Kejadian ini bukan sekadar soal legalitas administrasi, tapi mencerminkan lemahnya pengawasan dari pemerintah daerah dan potensi kolusi antara oknum dan pemodal. Disinilah pentingnya peran media dan masyarakat sebagai penjaga keadilan publik.
Dokumen Bermasalah, Potensi Pelanggaran Pidana
Tim media memperoleh temuan awal yang menunjukkan bahwa beberapa dokumen yang digunakan PT WOT dalam permohonan penguasaan lahan tidak memiliki tanda tangan resmi dari kepala desa, tidak tercatat dalam buku desa, dan tidak melibatkan musyawarah warga.
Menurut kajian hukum, dugaan pelanggaran ini dapat dijerat dengan sejumlah pasal pidana:
• Pasal 263 KUHP: Pemalsuan dokumen, pidana maksimal 6 tahun.
• Pasal 385 KUHP: Penyerobotan tanah, pidana maksimal 4 tahun.
• UU Tipikor No. 31/1999 jo. No. 20/2001: Jika ada keterlibatan oknum aparat, ancaman hingga 20 tahun dan denda Rp1 miliar.

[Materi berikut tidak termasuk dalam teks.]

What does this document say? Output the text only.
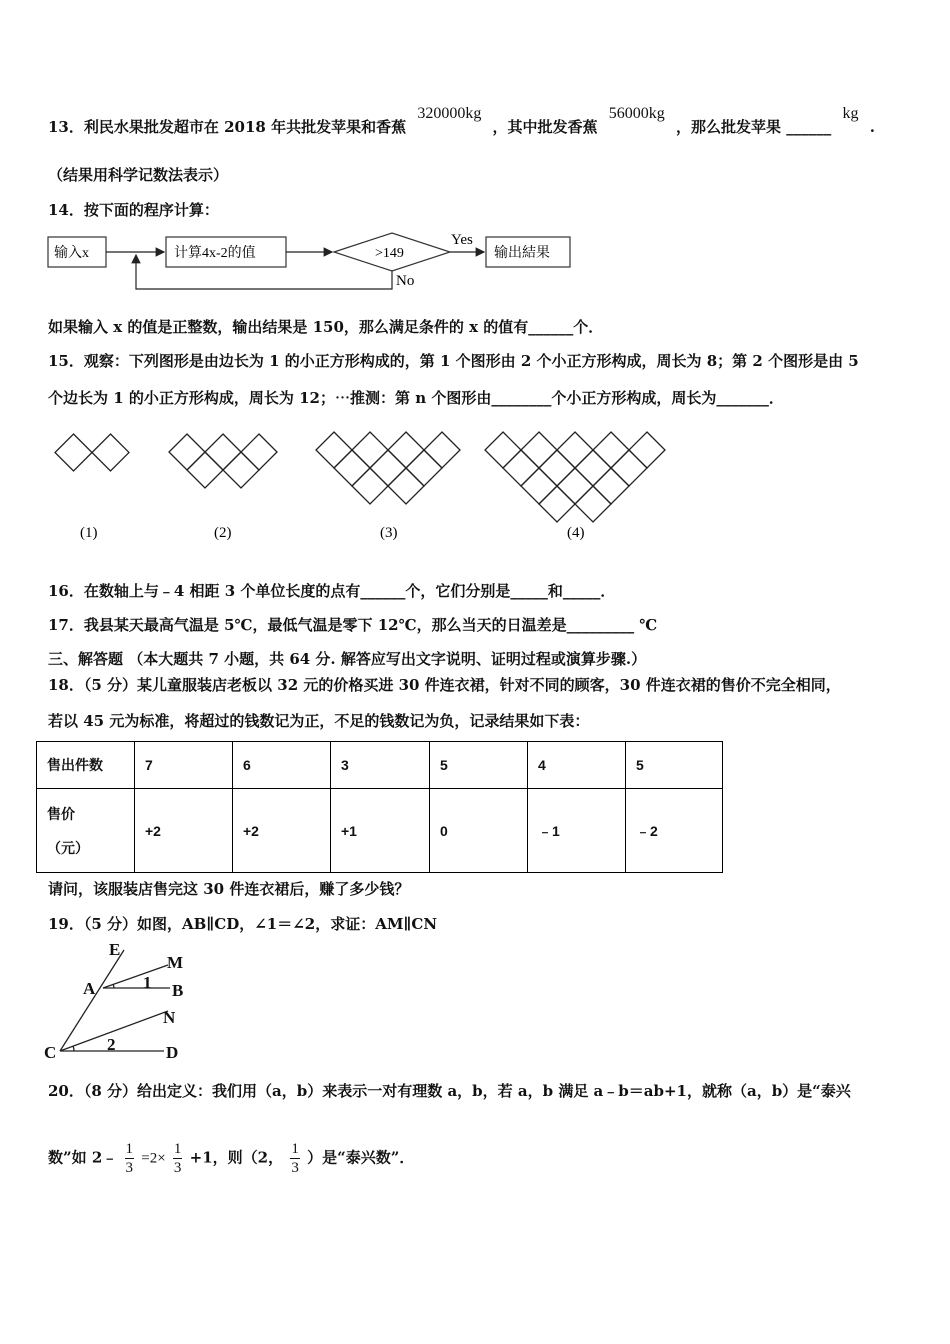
13．利民水果批发超市在 2018 年共批发苹果和香蕉 320000kg ，其中批发香蕉 56000kg ，那么批发苹果 ______ kg .
（结果用科学记数法表示）
14．按下面的程序计算：
输入x	计算4x-2的值	>149
Yes
输出結果
No
如果输入 x 的值是正整数，输出结果是 150，那么满足条件的 x 的值有______个．
15．观察：下列图形是由边长为 1 的小正方形构成的，第 1 个图形由 2 个小正方形构成，周长为 8；第 2 个图形是由 5
个边长为 1 的小正方形构成，周长为 12；⋯推测：第 n 个图形由________个小正方形构成，周长为_______．
(1)	(2)	(3)	(4)
16．在数轴上与﹣4 相距 3 个单位长度的点有______个，它们分别是_____和_____．
17．我县某天最高气温是 5℃，最低气温是零下 12℃，那么当天的日温差是_________ ℃
三、解答题 （本大题共 7 小题，共 64 分. 解答应写出文字说明、证明过程或演算步骤.）
18．（5 分）某儿童服装店老板以 32 元的价格买进 30 件连衣裙，针对不同的顾客，30 件连衣裙的售价不完全相同，
若以 45 元为标准，将超过的钱数记为正，不足的钱数记为负，记录结果如下表：
售出件数	7	6	3	5	4	5

售价
（元）	+2	+2	+1	0	﹣1	﹣2
请问，该服装店售完这 30 件连衣裙后，赚了多少钱？
19．（5 分）如图，AB∥CD，∠1＝∠2，求证：AM∥CN
E
M
A	1 B
N
C	2	D
20．（8 分）给出定义：我们用（a，b）来表示一对有理数 a，b，若 a，b 满足 a﹣b＝ab+1，就称（a，b）是“泰兴
数”如 2﹣ $\frac{1}{3} =2\times \frac{1}{3} +1$，则（2， $\frac{1}{3}$ ）是“泰兴数”．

• Permen ATR/BPN No. 3/1997: Dokumen tanah yang cacat hukum dapat dibatalkan.
Warga dan Aktivis Agraria Angkat Suara
Kasus ini telah membangkitkan reaksi keras dari warga, aktivis, media, dan komunitas penggiat agraria.
Mereka mengecam praktik pembiaran terhadap dominasi lahan oleh korporasi dengan dalih pengurusan administrasi yang tidak transparan.

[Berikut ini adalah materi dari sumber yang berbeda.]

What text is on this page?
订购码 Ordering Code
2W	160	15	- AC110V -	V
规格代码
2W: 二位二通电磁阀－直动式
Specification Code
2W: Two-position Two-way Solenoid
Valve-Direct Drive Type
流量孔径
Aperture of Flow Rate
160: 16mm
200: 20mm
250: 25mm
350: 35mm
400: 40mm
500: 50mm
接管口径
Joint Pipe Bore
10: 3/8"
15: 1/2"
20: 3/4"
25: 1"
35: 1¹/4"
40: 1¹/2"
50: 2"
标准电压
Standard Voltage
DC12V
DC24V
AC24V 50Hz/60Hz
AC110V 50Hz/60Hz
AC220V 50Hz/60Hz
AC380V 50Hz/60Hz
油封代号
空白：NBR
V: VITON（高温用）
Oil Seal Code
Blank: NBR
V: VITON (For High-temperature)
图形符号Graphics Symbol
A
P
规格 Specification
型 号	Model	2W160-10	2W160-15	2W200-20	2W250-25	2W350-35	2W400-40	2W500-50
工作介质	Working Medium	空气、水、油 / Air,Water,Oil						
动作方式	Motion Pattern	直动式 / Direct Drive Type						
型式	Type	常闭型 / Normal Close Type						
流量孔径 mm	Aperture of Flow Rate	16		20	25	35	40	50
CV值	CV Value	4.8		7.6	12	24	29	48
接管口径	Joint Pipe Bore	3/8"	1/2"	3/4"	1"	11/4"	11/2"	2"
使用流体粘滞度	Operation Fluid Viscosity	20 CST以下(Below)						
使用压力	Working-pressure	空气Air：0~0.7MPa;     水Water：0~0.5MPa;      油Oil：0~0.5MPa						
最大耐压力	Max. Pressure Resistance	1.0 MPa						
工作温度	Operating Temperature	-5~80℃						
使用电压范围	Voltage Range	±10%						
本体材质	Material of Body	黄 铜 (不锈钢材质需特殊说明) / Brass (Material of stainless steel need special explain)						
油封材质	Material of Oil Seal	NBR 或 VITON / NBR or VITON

“Kami khawatir tanah-tanah rakyat akan habis diklaim oleh perusahaan besar lewat celah birokrasi dan praktik ilegal,” ungkap salah satu tokoh pemuda Desa Cimpelang.

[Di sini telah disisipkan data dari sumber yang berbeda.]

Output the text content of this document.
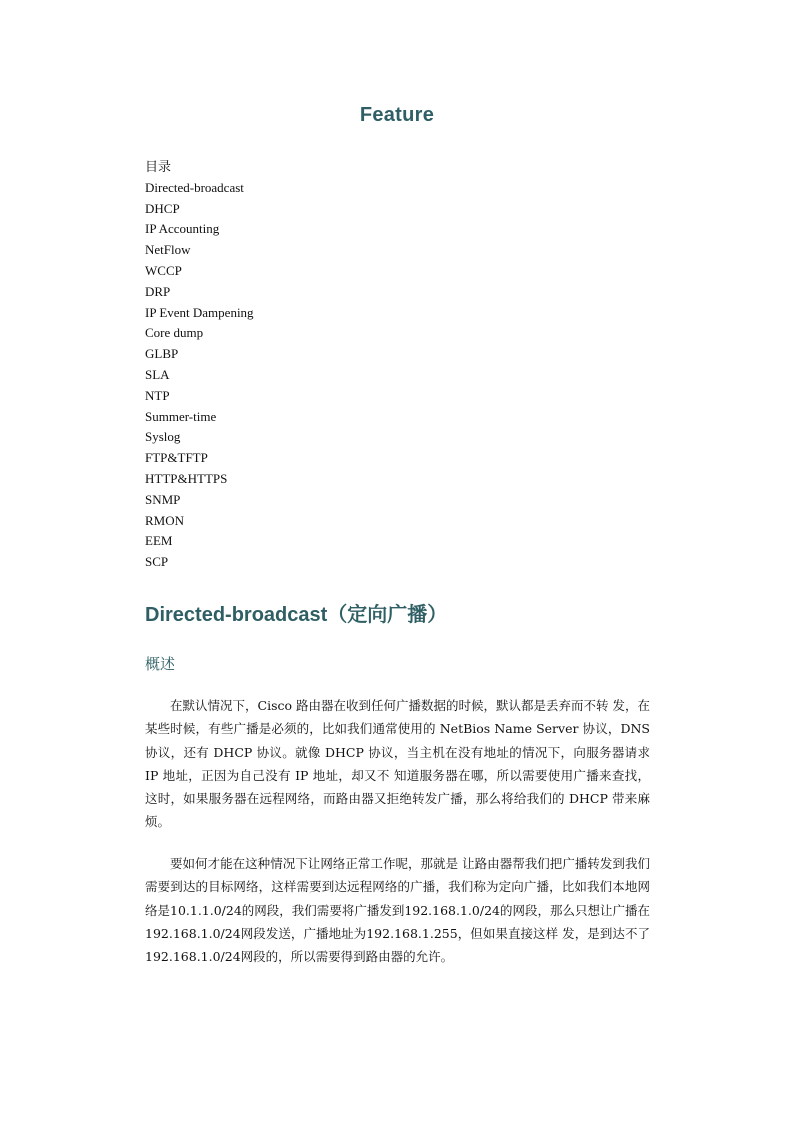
Feature
目录
Directed-broadcast
DHCP
IP Accounting
NetFlow
WCCP
DRP
IP Event Dampening
Core dump
GLBP
SLA
NTP
Summer-time
Syslog
FTP&TFTP
HTTP&HTTPS
SNMP
RMON
EEM
SCP
Directed-broadcast（定向广播）
概述

在默认情况下，Cisco 路由器在收到任何广播数据的时候，默认都是丢弃而不转 发，在某些时候，有些广播是必须的，比如我们通常使用的 NetBios Name Server 协议，DNS 协议，还有 DHCP 协议。就像 DHCP 协议，当主机在没有地址的情况下，向服务器请求 IP 地址，正因为自己没有 IP 地址，却又不 知道服务器在哪，所以需要使用广播来查找，这时，如果服务器在远程网络，而路由器又拒绝转发广播，那么将给我们的 DHCP 带来麻烦。

要如何才能在这种情况下让网络正常工作呢，那就是 让路由器帮我们把广播转发到我们需要到达的目标网络，这样需要到达远程网络的广播，我们称为定向广播，比如我们本地网络是10.1.1.0/24的网段，我们需要将广播发到192.168.1.0/24的网段，那么只想让广播在192.168.1.0/24网段发送，广播地址为192.168.1.255，但如果直接这样 发，是到达不了192.168.1.0/24网段的，所以需要得到路由器的允许。
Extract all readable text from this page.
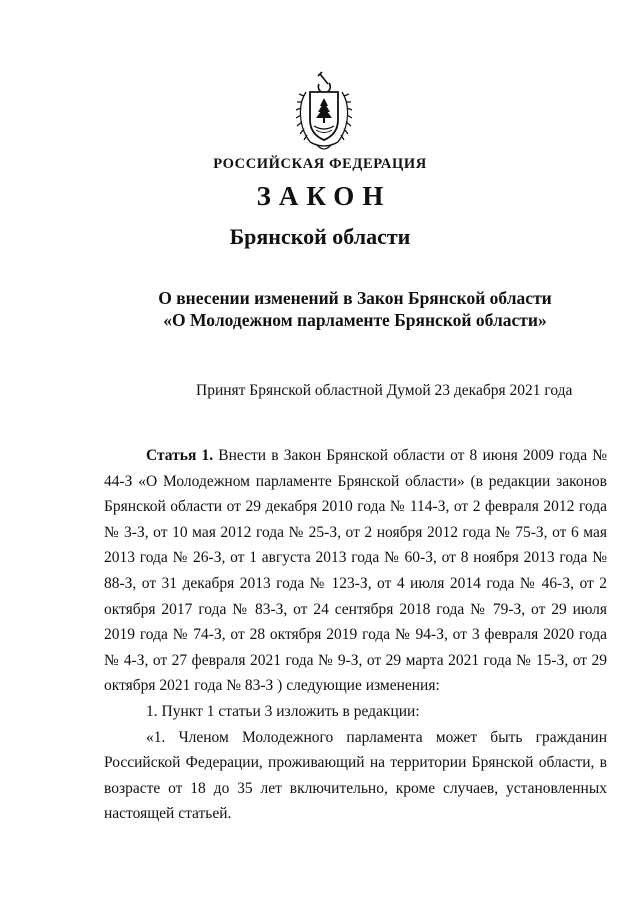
РОССИЙСКАЯ ФЕДЕРАЦИЯ
ЗАКОН
Брянской области
О внесении изменений в Закон Брянской области
«О Молодежном парламенте Брянской области»
Принят Брянской областной Думой 23 декабря 2021 года

Статья 1. Внести в Закон Брянской области от 8 июня 2009 года № 44-З «О Молодежном парламенте Брянской области» (в редакции законов Брянской области от 29 декабря 2010 года № 114-З, от 2 февраля 2012 года № 3-З, от 10 мая 2012 года № 25-З, от 2 ноября 2012 года № 75-З, от 6 мая 2013 года № 26-З, от 1 августа 2013 года № 60-З, от 8 ноября 2013 года № 88-З, от 31 декабря 2013 года № 123-З, от 4 июля 2014 года № 46-З, от 2 октября 2017 года № 83-З, от 24 сентября 2018 года № 79-З, от 29 июля 2019 года № 74-З, от 28 октября 2019 года № 94-З, от 3 февраля 2020 года № 4-З, от 27 февраля 2021 года № 9-З, от 29 марта 2021 года № 15-З, от 29 октября 2021 года № 83-З ) следующие изменения:

1. Пункт 1 статьи 3 изложить в редакции:

«1. Членом Молодежного парламента может быть гражданин Российской Федерации, проживающий на территории Брянской области, в возрасте от 18 до 35 лет включительно, кроме случаев, установленных настоящей статьей.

Langkah Investigasi dan Laporan Resmi Ditempuh
Tim media menyatakan komitmennya untuk mengawal kasus ini hingga tuntas, dengan langkah-langkah sebagai berikut:
1. Mengajukan laporan resmi ke:
o Kepolisian dan Kejaksaan
o Badan Pertanahan Nasional (BPN) Kabupaten dan Kanwil Provinsi
o Gubernur Jawa Barat dan Kementerian ATR/BPN
o Ombudsman RI Perwakilan Jawa Barat
2. Melakukan permintaan klarifikasi terbuka terhadap pihak PT Warisan Orang Tua mengenai dasar legal mereka dalam menguasai tanah garapan tersebut.
3. Menghimpun keterangan tambahan dari warga dan perangkat desa lain terkait sejarah penggunaan dan status tanah.
Jangan Biarkan Kabupaten Bogor Dikuasai Mafia Tanah
Kasus PT WOT ini menjadi cerminan nyata bahwa Kabupaten Bogor perlu segera membenahi sistem pengawasan pertanahan. Jika tidak, kabupaten yang terkenal dengan julukan “Bumi Tegar Beriman” ini akan menjadi ladang subur praktik mafia tanah yang menyingkirkan masyarakat kecil dari hak hidupnya.
Negara seharusnya hadir untuk melindungi rakyat dari penguasaan sepihak dan pemalsuan legalitas oleh pihak-pihak berkepentingan.
Dan media, sebagai pilar demokrasi, akan terus hadir sebagai mata dan telinga rakyat—menyorot, menggugat, dan mendesak keadilan ditegakkan.
Kabupaten Bogor tidak boleh menjadi ladang eksploitasi oleh korporasi yang mengabaikan keadilan sosial dan konstitusi.
Tim media akan terus menelusuri dan mengungkap siapa saja aktor-aktor di balik dugaan praktik kotor ini, demi menjaga hak rakyat dan marwah hukum di tanah Pajajaran.
Sementara itu, hingga berita ini terbit, media bersama tim kesulitan untuk melakukan konfirmasi kepada pihak PT Warisan Orang Tua.
Media ini bernama tim akan terus melakukan penelusuran lebih lanjut terkait dugaan ketidakberesan ini.